Betriebsumstrukturierungen

Betriebsumstrukturierungen

Ein wichtiger Teil von Fiscontis Beratung in steuerlichen Angelegenheiten bezieht sich auf Umstrukturierungsvorhaben von Unternehmen, bzw. auf eine Umwandlung der Weise, laut derer ein Unternehmen seine unterschiedlichen Funktionen ausübt (z.B. Änderung des Trading-Modells). Der Anlass kann sein, dass nach einer Fusion oder Übernahme, Firmenbereiche integriert, oder verschoben werden müssen, oder man hat den Wunsch, die geschäftlichen Aktivitäten mit einer vermehrten Effizienz zu führen. Solche Änderungen können große steuerliche Folgen haben, vor allem, wenn mehrere Gesellschaften und/oder Länder hierbei eine Rolle spielen.

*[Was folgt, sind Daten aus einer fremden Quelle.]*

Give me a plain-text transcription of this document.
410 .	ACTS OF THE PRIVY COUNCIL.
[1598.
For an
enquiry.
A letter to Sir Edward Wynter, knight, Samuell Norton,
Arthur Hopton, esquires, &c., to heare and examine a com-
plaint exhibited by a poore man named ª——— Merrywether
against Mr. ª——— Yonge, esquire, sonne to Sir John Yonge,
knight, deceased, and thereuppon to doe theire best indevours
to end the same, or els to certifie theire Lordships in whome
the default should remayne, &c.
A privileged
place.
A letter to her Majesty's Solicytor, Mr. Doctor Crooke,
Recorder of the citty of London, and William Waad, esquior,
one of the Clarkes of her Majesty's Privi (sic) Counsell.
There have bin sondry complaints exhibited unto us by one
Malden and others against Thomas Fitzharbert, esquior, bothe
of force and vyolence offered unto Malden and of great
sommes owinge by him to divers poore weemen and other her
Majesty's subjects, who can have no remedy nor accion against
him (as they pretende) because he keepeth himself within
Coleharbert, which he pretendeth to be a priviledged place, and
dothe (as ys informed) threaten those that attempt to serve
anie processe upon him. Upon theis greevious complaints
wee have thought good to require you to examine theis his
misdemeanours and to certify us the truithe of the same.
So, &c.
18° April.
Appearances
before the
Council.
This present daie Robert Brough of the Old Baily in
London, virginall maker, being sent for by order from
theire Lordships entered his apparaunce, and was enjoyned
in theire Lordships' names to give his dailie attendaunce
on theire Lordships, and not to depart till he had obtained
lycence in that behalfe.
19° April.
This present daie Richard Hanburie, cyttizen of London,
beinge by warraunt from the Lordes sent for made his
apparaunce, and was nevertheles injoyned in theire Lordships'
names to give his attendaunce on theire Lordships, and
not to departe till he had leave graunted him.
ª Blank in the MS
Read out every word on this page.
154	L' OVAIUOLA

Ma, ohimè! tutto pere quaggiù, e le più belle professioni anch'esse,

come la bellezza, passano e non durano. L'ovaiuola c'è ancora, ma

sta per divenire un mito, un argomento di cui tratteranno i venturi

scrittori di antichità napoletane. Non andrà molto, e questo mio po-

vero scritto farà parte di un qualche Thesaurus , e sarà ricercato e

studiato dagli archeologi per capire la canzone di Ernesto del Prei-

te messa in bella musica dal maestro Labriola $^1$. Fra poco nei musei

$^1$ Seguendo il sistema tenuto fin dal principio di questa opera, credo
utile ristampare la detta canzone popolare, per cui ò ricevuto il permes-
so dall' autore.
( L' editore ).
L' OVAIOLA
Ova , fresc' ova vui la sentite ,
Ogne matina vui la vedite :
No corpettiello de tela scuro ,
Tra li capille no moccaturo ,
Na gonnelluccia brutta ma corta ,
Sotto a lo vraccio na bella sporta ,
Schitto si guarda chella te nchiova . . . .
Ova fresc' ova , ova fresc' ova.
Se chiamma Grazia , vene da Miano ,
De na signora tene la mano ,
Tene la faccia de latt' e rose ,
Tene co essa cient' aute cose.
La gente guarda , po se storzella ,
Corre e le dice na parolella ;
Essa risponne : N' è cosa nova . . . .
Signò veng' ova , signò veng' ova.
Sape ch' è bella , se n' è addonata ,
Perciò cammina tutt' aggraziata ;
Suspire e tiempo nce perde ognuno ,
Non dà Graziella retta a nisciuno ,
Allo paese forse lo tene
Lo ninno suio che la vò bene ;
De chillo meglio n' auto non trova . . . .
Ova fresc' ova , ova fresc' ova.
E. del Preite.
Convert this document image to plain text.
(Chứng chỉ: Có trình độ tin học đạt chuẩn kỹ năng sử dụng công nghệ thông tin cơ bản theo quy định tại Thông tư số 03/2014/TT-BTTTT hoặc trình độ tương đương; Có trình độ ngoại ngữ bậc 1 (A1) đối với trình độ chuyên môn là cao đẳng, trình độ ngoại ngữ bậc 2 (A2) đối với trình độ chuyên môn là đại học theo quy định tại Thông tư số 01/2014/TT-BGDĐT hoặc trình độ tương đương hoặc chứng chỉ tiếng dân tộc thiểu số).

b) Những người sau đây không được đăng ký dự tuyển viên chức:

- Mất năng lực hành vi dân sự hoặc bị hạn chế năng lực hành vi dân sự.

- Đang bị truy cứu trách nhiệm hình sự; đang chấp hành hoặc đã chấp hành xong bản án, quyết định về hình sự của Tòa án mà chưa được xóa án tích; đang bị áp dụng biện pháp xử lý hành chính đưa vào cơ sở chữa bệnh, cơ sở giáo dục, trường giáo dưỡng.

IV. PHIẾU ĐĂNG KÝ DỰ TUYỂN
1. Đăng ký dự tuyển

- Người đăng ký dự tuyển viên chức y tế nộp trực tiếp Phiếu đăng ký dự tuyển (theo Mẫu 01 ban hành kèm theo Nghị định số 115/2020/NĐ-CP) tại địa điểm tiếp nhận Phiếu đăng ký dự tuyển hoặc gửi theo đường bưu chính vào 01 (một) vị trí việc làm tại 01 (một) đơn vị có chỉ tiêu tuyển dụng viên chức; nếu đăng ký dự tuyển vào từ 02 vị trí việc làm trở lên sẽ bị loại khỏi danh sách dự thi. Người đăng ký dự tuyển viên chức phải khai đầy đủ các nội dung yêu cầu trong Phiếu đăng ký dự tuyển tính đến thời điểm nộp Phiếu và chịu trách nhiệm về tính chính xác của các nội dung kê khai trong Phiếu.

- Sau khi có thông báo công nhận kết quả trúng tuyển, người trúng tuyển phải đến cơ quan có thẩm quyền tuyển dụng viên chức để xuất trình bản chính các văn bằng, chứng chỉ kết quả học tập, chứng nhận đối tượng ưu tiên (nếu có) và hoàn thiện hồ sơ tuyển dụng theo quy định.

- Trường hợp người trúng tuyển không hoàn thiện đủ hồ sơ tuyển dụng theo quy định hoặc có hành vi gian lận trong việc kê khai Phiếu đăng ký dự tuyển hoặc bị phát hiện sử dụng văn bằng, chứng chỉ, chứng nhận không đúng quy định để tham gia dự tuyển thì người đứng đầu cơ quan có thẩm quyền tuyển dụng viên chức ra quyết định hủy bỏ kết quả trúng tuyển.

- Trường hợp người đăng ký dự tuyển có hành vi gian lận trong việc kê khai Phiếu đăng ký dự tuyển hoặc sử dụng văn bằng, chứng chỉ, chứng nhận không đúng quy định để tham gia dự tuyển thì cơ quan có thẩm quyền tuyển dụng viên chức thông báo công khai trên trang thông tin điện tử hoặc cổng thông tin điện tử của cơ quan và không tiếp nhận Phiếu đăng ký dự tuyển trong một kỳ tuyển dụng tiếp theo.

Bei der Betriebsumstrukturierungen, kann es sich zum Beispiel um die Umfirmierung von Produktionsgesellschaften zu sogenannten „Auftragsherstellern“ oder ‘Lohnherstellern’ handeln.  Die Produktionsstätten produzieren unter der neuen Situation nicht mehr für eigene Rechnung, sondern im Auftrag einer anderen Gruppengesellschaft, eines sogenannten Prinzipals. Häufig gehen diese Änderungen mit der Implementierung von standardisierten Verkaufsprozessen und Fakturierung für die Kunden einher (z.B. die Stellung findet nur noch durch eine einzige Gesellschaft statt). Örtliche Verkaufsniederlassungen werden hierbei umgewandelt zu Verkaufsagenten oder Distribuenten, mit beschränkten Risiken.

Bei dieser Art der Unternehmensumstrukturierung spielen zwei Problemstellungen eine wichtige Rolle. Die erste Frage lautet, ob bei der umgewandelten Produktions- bzw. Verkaufsgesellschaft eine steuerliche Abrechnung hinsichtlich der im Unternehmen transferierten Funktionen und/oder Risiken (zum Beispiel eine Goodwill-Abrechnung) erfolgen muss und die zweite Frage lautet, ob der neue Prinzipal im jeweiligen Ausland durch die neue Arbeitsweise des Unternehmens steuerpflichtig wird für die Gewinne, die mithilfe der ausländischen Tochtergesellschaft generiert werden.